The islands off of the western coast of Southeast Asia, including the Andaman Islands, the Nicobar Islands, and the various islands of the western coast of Sumatra—like Simeulue, Nias, and Siberut—were skirted by traders and empires and, as a result, remained in relative isolation from the mainland cultures of Asia. The Nicobar Islands and the Barrier Islands off of the coast of Sumatra remained relatively isolated and were not influenced by Hinduism or Islam. The most plausible explanation is that due to the flukes of trade and the winds, ships sailing between the Indian subcontinent and Southeast Asia bypassed these islands, either sailing along the coasts of Bengal, Burma, and Thailand into the Strait of Malacca, or from Sri Lanka east to the northern tip of Sumatra (Aceh) and then into the Strait of Malacca. This was certainly what a lot of ships did because of the direction of the monsoon winds but some winds and trade routes also passed by the Nicobar Islands, or sailed down the western coast of Sumatra to reach Java. It really cannot be said that any of these islands was in complete isolation.

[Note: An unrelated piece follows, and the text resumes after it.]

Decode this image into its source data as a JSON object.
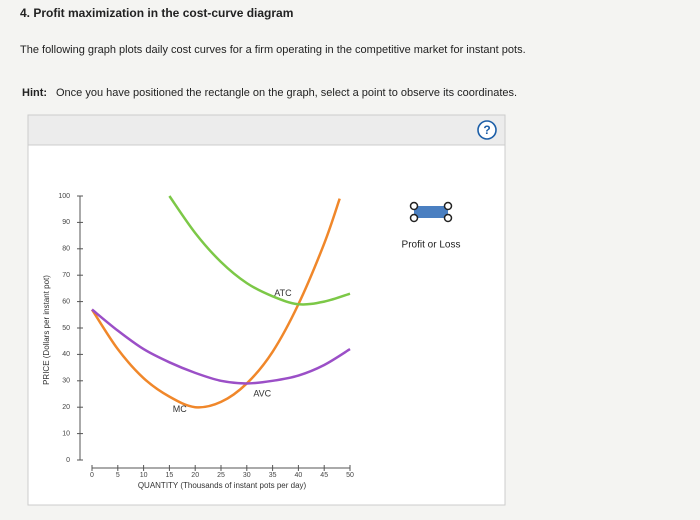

Infrequent visitation and native hostility combined to keep the Andaman Islands out of the cultural and trade exchanges taking place around the rest of the Indian Ocean. It does seem like a bit of a fluke that they remained uninfluenced by culture, trade, and technology from mainland Asia, but not, say the Maldives. It may well have been that the Andamans did not have any valuable spices or resources worth trading or conquering, nor good enough agricultural land that made settlement there worth it, especially in the face of hostile tribes. The nature of the monsoon—while allows a ship to sail almost directly from India/Sri Lanka to Malaysia in about 15-20 days upon swift winds also disincentivized ships from stopping on islands along the way for no reason. Ultimately, the answer to the question of the Andaman Islands’ isolation can be found somewhere in the vicinity of a combination of these factors: lack of resources, hostile tribes, and the nature of the monsoon winds.